Jörg: Sehr gut. Die Hörer haben den Zukunftstrend entdeckt und zeigen den Majorlabels die Grenzen auf. Freue mich über jede neue Band, die aus diesem Umfeld kommt!

Heinz: Gerade im Elektronikbereich gibt es eine Unmenge an Aktivitäten mit durchaus hörbaren Ergebnissen, wie zum Beispiel Justus Köhncke, DJ Koze, PLEMO, JEANS TEAM. Wenn man jedoch seit mehr als drei Jahrzehnten aufmerksam die Musikszene verfolgt, wird die Suche nach neuen Strömungen immer schwieriger.

Gleichzeitig wird die Diskussion über deutschsprachige Musik wieder direkt mit einer nationalen Identität verknüpft und es gibt auch direkt wieder eine Gegenbewegung. Es sind jetzt über 25 Jahre seit der NDW vergangen und immer noch taucht diese Diskussion wieder auf. Wie steht ihr dazu?

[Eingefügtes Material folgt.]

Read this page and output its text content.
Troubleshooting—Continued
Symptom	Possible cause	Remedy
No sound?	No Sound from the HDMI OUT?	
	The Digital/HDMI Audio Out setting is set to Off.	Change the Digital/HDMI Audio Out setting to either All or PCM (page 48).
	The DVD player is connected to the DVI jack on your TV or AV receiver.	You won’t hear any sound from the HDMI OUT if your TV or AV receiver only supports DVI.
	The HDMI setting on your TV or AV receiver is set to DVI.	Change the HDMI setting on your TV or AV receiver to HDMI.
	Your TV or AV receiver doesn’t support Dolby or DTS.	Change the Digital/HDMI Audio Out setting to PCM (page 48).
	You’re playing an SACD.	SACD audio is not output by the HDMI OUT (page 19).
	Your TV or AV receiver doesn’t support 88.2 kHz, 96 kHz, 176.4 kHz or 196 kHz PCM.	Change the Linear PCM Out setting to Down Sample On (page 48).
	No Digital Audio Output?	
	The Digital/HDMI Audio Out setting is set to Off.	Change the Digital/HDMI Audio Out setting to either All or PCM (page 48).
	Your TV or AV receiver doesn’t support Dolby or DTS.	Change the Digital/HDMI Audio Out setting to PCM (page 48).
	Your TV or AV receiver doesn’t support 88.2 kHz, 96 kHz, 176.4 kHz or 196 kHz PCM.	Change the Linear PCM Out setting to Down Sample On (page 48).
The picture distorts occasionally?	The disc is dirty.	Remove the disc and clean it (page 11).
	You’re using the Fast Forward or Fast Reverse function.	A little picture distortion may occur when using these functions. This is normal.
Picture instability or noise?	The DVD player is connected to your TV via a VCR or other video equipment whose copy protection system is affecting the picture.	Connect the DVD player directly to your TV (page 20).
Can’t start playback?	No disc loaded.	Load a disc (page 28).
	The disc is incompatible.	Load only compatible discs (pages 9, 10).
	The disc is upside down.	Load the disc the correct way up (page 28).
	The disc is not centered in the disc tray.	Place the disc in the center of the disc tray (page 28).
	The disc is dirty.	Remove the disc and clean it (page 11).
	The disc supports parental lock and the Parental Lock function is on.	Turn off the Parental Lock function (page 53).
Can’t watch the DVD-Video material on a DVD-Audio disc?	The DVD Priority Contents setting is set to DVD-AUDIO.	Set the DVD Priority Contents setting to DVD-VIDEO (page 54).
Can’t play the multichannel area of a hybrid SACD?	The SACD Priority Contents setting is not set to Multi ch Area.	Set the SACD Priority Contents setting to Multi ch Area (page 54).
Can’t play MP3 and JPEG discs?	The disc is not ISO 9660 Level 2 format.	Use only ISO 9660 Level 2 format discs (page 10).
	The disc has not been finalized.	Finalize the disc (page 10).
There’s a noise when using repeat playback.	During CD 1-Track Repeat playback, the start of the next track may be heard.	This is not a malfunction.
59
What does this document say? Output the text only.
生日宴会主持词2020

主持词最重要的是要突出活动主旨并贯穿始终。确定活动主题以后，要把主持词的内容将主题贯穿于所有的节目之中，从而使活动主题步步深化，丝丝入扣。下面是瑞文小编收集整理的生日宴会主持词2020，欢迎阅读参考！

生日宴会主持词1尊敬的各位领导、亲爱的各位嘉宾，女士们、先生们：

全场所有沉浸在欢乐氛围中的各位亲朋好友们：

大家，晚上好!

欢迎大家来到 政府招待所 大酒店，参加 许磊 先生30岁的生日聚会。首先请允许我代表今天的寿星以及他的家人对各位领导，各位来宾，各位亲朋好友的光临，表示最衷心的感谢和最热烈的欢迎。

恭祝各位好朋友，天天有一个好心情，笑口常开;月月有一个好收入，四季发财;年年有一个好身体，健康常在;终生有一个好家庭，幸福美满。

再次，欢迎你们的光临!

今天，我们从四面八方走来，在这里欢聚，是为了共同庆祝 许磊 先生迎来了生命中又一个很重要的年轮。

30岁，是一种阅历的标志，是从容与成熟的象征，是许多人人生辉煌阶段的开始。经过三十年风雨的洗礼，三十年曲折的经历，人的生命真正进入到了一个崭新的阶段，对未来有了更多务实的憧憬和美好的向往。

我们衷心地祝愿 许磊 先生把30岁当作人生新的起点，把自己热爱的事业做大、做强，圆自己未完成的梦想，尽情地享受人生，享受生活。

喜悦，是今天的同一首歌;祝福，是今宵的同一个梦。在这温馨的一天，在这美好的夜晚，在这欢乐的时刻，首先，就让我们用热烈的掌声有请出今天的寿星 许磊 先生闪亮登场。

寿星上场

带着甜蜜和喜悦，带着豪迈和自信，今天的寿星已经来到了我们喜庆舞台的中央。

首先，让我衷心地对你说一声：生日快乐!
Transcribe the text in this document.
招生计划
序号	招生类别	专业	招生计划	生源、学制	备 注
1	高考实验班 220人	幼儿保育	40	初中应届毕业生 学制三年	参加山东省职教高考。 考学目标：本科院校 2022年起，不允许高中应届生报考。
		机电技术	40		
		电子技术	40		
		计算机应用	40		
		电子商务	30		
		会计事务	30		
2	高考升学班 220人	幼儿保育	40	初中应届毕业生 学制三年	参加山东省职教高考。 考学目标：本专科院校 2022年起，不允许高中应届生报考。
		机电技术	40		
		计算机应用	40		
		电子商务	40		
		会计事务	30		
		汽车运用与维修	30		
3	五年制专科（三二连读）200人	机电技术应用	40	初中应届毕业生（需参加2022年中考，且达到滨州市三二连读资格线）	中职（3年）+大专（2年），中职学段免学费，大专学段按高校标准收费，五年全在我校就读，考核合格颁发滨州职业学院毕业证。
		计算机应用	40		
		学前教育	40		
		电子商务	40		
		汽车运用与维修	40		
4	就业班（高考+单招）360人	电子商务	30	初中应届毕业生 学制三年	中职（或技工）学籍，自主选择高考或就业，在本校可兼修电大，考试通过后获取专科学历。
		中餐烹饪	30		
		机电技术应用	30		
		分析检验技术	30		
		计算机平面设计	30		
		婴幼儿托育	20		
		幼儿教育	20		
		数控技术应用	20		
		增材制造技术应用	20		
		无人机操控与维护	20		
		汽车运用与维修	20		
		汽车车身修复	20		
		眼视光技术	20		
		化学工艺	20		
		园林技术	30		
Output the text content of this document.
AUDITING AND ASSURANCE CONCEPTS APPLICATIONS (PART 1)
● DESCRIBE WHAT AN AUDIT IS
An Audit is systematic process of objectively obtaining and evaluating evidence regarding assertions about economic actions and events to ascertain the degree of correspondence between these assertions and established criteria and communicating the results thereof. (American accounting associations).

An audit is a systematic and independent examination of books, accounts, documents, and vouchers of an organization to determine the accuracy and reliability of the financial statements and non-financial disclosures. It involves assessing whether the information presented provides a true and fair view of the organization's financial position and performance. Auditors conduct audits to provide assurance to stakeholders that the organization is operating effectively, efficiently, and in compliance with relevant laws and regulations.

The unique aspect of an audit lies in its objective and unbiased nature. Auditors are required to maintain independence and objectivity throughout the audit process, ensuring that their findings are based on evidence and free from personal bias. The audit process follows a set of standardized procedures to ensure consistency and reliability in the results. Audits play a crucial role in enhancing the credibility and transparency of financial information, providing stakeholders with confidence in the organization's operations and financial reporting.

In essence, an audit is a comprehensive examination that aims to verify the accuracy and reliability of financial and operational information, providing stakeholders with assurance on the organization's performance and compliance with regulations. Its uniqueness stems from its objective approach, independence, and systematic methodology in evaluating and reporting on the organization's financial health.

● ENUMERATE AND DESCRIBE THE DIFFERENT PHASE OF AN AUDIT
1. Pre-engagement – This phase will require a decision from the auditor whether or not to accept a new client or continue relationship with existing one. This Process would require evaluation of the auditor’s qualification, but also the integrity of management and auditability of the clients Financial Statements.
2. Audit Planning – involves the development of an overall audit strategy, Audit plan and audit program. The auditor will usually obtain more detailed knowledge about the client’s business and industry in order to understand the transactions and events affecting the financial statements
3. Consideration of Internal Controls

Jörg: Diese Diskussion, Radioquote für deutschsprachige Musik und so weiter, interessiert uns nicht. Man kann ja nicht "deutsche Musik" mit "gute Musik" gleichsetzen. Es gibt auch genügend einheimischen Quatsch. Eine nationale Identität über Popmusik aufzubauen - was ja tatsächlich in manchen Medien versucht wird - ist doch sehr fragwürdig und wackelig. Wenn zum Beispiel Peter Maffay, oder irgendwer sonst, via Fernsehen mir in dieser unsäglichen Werbekampagne zuruft: "Du bist Deutschland!", dann kann man doch nur antworten: "Ach nee, lass mal. Da bin ich lieber was anderes." Auch wenn wir natürlich viel nationalen Stoff veröffentlichen, agiert Kernkrach international. Wir haben Anfang 2005 eine Single der griechischen Band HUMAN PUPPETS rausgebracht, arbeiten mit holländischen, amerikanischen oder französischen Künstlern und Vertrieben zusammen und hatten auf dem letzten Festival einen großen Anteil an Besuchern aus dem Ausland.

Was bringt uns die Zukunft an Veröffentlichungen von Kernkrach?

Heinz: Vielleicht werden wir etwas internationaler, denn wir bekommen vermehrt Sachen aus dem Ausland zugeschickt. Und die eine oder andere historische Musikperle schlummert auch noch in den Archiven und wird wohl in näherer Zukunft das Licht der Kernkrach-Welt erblicken.